Но Св. Синод не сдавался. В связи с ответом П. А. Столыпина было запрошено мнение юрисконсульта Св. Синода Дылевского и обер-секретаря Исполатова. Их отзыв был следующим: председатель правительства прав, 73-я и 74-я статьи Уголовного уложения не могут быть применимы по отношению к означенной брошюре, в ней «содержатся лишь мысли сектантского характера, несомненно, могущие иметь весьма печальное влияние на религиозное развитие детей, для которых брошюра предназначена»[1124]

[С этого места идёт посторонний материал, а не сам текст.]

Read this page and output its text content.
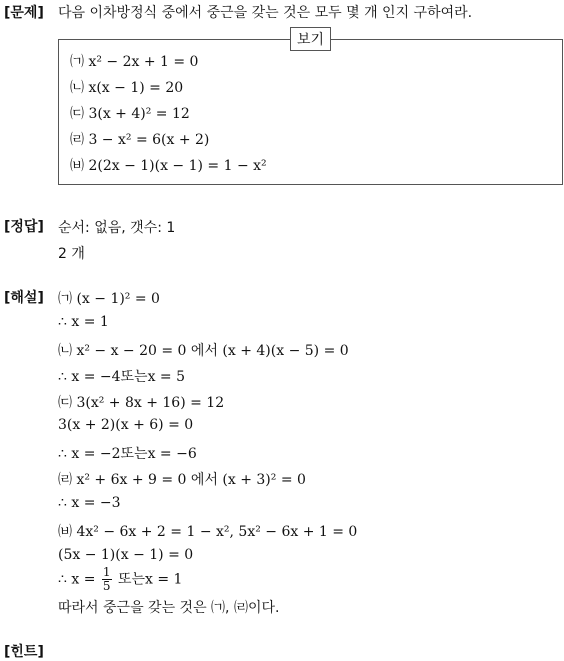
[문제] 다음 이차방정식 중에서 중근을 갖는 것은 모두 몇 개 인지 구하여라.
보기
㈀ x² − 2x + 1 = 0
㈁ x(x − 1) = 20
㈂ 3(x + 4)² = 12
㈃ 3 − x² = 6(x + 2)
㈅ 2(2x − 1)(x − 1) = 1 − x²
[정답] 순서: 없음, 갯수: 1
2 개
[해설] ㈀ (x − 1)² = 0
∴ x = 1
㈁ x² − x − 20 = 0 에서 (x + 4)(x − 5) = 0
∴ x = −4또는x = 5
㈂ 3(x² + 8x + 16) = 12
3(x + 2)(x + 6) = 0
∴ x = −2또는x = −6
㈃ x² + 6x + 9 = 0 에서 (x + 3)² = 0
∴ x = −3
㈅ 4x² − 6x + 2 = 1 − x², 5x² − 6x + 1 = 0
(5x − 1)(x − 1) = 0
∴ $x = \frac{1}{5}$ 또는x = 1
따라서 중근을 갖는 것은 ㈀, ㈃이다.
[힌트]
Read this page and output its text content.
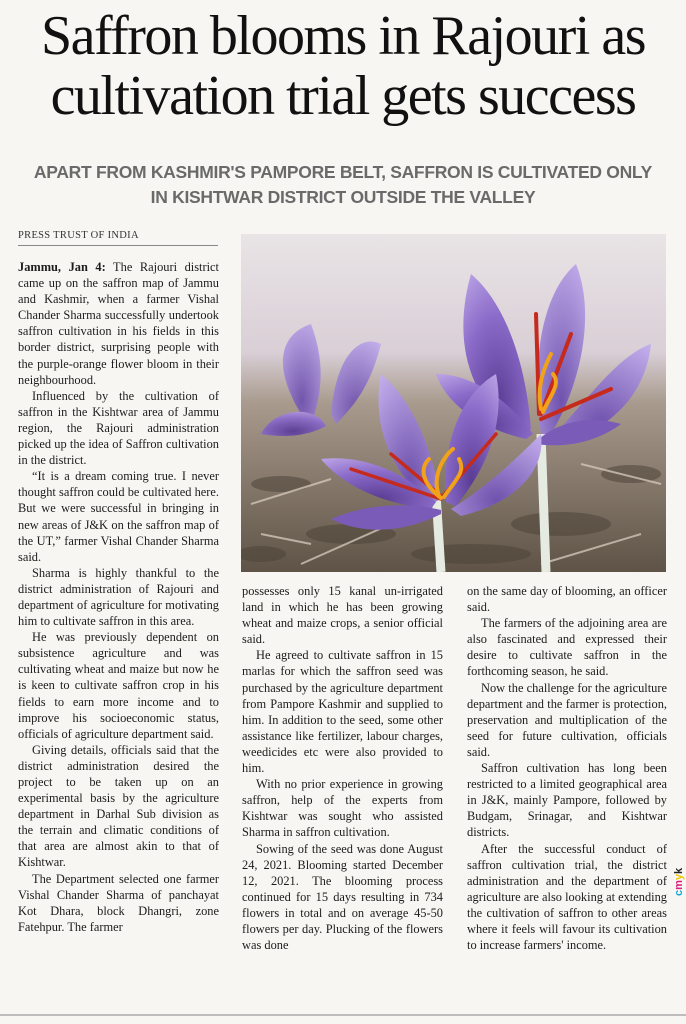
Saffron blooms in Rajouri as
cultivation trial gets success
APART FROM KASHMIR'S PAMPORE BELT, SAFFRON IS CULTIVATED ONLY
IN KISHTWAR DISTRICT OUTSIDE THE VALLEY
PRESS TRUST OF INDIA

Jammu, Jan 4: The Rajouri district came up on the saffron map of Jammu and Kashmir, when a farmer Vishal Chander Sharma successfully undertook saffron cultivation in his fields in this border district, surprising people with the purple-orange flower bloom in their neighbourhood.

Influenced by the cultivation of saffron in the Kishtwar area of Jammu region, the Rajouri administration picked up the idea of Saffron cultivation in the district.

“It is a dream coming true. I never thought saffron could be cultivated here. But we were successful in bringing in new areas of J&K on the saffron map of the UT,” farmer Vishal Chander Sharma said.

Sharma is highly thankful to the district administration of Rajouri and department of agriculture for motivating him to cultivate saffron in this area.

He was previously dependent on subsistence agriculture and was cultivating wheat and maize but now he is keen to cultivate saffron crop in his fields to earn more income and to improve his socioeconomic status, officials of agriculture department said.

Giving details, officials said that the district administration desired the project to be taken up on an experimental basis by the agriculture department in Darhal Sub division as the terrain and climatic conditions of that area are almost akin to that of Kishtwar.

The Department selected one farmer Vishal Chander Sharma of panchayat Kot Dhara, block Dhangri, zone Fatehpur. The farmer

possesses only 15 kanal un-irrigated land in which he has been growing wheat and maize crops, a senior official said.

He agreed to cultivate saffron in 15 marlas for which the saffron seed was purchased by the agriculture department from Pampore Kashmir and supplied to him. In addition to the seed, some other assistance like fertilizer, labour charges, weedicides etc were also provided to him.

With no prior experience in growing saffron, help of the experts from Kishtwar was sought who assisted Sharma in saffron cultivation.

Sowing of the seed was done August 24, 2021. Blooming started December 12, 2021. The blooming process continued for 15 days resulting in 734 flowers in total and on average 45-50 flowers per day. Plucking of the flowers was done

on the same day of blooming, an officer said.

The farmers of the adjoining area are also fascinated and expressed their desire to cultivate saffron in the forthcoming season, he said.

Now the challenge for the agriculture department and the farmer is protection, preservation and multiplication of the seed for future cultivation, officials said.

Saffron cultivation has long been restricted to a limited geographical area in J&K, mainly Pampore, followed by Budgam, Srinagar, and Kishtwar districts.

After the successful conduct of saffron cultivation trial, the district administration and the department of agriculture are also looking at extending the cultivation of saffron to other areas where it feels will favour its cultivation to increase farmers' income.

cmyk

. На основании этого можно было бы применить статью 90 Уголовного уложения. Однако, «принимая во внимание современное отношение судебных учреждений и общества к преступлениям против веры и то обстоятельство, что означенное в указанной статье правонарушение преследуется в порядке публичного обвинения, а Министерство юстиции, как видно из отзыва тайного советника Щегловитова, не находит возможным принятие репрессивных мер по отношению упомянутой брошюры, мы полагаем, что возбуждение дела об уголовном преследовании за выпуск в свет сочинения графа Л. Н. Толстого… едва ли может оказаться успешным, особенно в виду имени автора и отношения к нему значительной части нашей интеллигенции»[1125]. Отзыв министра юстиции, на который ссылаются сотрудники аппарата Св. Синода, выглядит парадоксально: И. Г. Щегловитов подчеркивал, что если бы речь шла о научных богословских трудах или трудах по естествознанию, то тогда можно было бы говорить об их запрещении. Таким образом, кощунствовать в научных, в частности богословских, трудах в России было нельзя, а вот с детскими душами ситуация обстояла по-иному.Смысл процитированных здесь документов совершенно прост: хотя вред новой книги Л. Н. Толстого для Церкви и для детей очевиден, хотя «евангелие» Л. Н. Толстого 1908 г. принципиально ничем не отличается от аналогичного сочинения начала 1880-х гг. (разве только объемом), какие-либо шаги в адрес Л. Толстого следует признать крайне нежелательными по причине отношения к нему значительной части русской интеллигенции. Государственная власть действительно оказывалась в совершенно двусмысленном положении: с одной стороны, нежелание обострять и без того напряженные отношения с писателем, с другой – необходимость как-то реагировать на его очевидно антицерковную деятельность. Этот «паралич власти» очень характерен, он является лишним свидетельством того факта, что тесный союз Церкви и государства часто давал «холостые обороты».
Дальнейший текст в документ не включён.